Who can be pinged for costs disclosure defaults under the Legal Practice Act, 1996?

The Legal Services Commissioner’s office and its predecessors have apparently long taken the view that the obligation in s. 86 of the Legal Practice Act, 1996 to provide certain costs disclosures to clients at the time of retainer is imposed on the solicitor with responsibility for the file regardless of whether or not the retainer is with them personally, with a firm of which they are a member, or with a company of which they are a director.  The Law Institute had a go at a solicitor on this basis in 1992 and 1999: Victorian Lawyers RPA Ltd v Vernon, unreported T0070 of 2002, 17 May 2002, Registrar Howell and Victorian Lawyers RPA Ltd v GAVS [1999] VLPT 4. Those attempts failed, but not squarely on the basis that the charges were incompetent for having been brought against the wrong person.  Now the question has been fully argued and decided contrary to the Commissioner’s position. According to VCAT, the obligation was prima facie imposed exclusively on the retained entity. In the case of incorporated legal practitioners, there were such provisions under the 1996 Act attributing liability to directors, but not non-director employees.  Quite amazing really that this point was first squarely decided 15 years into the 1996 Act’s operation.The section said:

86. What information must be given to a client?
(1) Before being retained by a client to provide legal services or as soon as practicable after being retained, a legal practitioner or firm must give the prospective client or client a concise written statement setting out——
(a) details of the method of costing the legal services, billing intervals and arrangements; and
(b) the client’s right to—
(i) negotiate a costs agreement with the legal practitioner or firm; and
(ii) receive a bill of costs from the practitioner or firm; and
(iii) request an itemised bill within 30 days after receipt of a lump sum bill.

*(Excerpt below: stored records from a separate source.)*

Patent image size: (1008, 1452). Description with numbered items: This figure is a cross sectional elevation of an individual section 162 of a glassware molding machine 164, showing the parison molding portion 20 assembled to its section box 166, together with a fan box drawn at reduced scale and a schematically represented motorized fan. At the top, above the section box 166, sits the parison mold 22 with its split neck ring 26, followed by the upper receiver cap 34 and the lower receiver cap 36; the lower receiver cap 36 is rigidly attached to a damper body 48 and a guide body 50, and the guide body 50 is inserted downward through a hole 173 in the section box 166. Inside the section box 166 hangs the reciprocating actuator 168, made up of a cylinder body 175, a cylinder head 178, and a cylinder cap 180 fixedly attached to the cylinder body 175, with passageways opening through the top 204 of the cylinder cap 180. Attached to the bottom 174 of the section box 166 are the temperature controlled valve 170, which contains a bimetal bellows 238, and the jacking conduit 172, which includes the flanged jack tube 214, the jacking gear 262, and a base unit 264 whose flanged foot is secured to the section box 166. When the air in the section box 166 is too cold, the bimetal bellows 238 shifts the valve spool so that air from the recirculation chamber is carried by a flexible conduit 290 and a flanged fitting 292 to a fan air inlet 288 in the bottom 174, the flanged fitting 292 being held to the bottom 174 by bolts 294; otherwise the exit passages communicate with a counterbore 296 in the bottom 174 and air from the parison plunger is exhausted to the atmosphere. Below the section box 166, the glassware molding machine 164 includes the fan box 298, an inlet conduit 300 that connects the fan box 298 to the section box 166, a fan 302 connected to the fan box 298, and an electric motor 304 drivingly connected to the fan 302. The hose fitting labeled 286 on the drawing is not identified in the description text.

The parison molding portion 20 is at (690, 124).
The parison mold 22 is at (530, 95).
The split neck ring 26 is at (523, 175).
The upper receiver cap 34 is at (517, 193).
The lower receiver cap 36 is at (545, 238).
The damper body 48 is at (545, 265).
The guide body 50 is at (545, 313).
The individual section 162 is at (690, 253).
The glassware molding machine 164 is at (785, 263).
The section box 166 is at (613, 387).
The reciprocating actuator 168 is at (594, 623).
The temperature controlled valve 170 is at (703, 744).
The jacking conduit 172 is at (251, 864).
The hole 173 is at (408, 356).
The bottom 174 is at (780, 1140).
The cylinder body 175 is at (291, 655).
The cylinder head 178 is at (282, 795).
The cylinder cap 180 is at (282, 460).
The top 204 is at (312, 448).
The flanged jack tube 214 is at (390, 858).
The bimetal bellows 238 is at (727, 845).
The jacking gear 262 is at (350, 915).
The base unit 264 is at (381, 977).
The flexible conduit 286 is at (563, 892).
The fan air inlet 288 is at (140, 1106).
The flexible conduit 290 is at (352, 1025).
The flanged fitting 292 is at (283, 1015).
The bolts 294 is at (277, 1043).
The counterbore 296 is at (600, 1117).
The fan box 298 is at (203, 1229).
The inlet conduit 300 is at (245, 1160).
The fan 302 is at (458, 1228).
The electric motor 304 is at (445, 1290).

Under the 1996 Act, entities other than individuals within the definition of ‘legal practitioner’ (such as incorporated practitioners) and firms could be charged with disciplinary offences (see, for example, Legal Ombudsman v DB & Co Pty [1999] VLPT 6).  VCAT essentially found that the use of the words ‘a legal practitioner or firm’ was intended to cover the class of entities which may be retained by a client.  It was not intended to mean that any legal practitioner with an association with a matter may be prosecuted for breach of s. 86.  Otherwise, an employee lawyer in the Perth office might engage in unsatisfactory conduct in relation to a file she knew nothing about being handled by a Melbourne partner, or a barrister might be made liable for the non-disclosure of the solicitor’s costs. Absurd examples, you might say. But where is the line to be drawn? What if a number of practitioners have the day to day conduct of the matter? What if the supervising partner told the employee solicitors that costs issues were all taken care of, or no business of the file handler?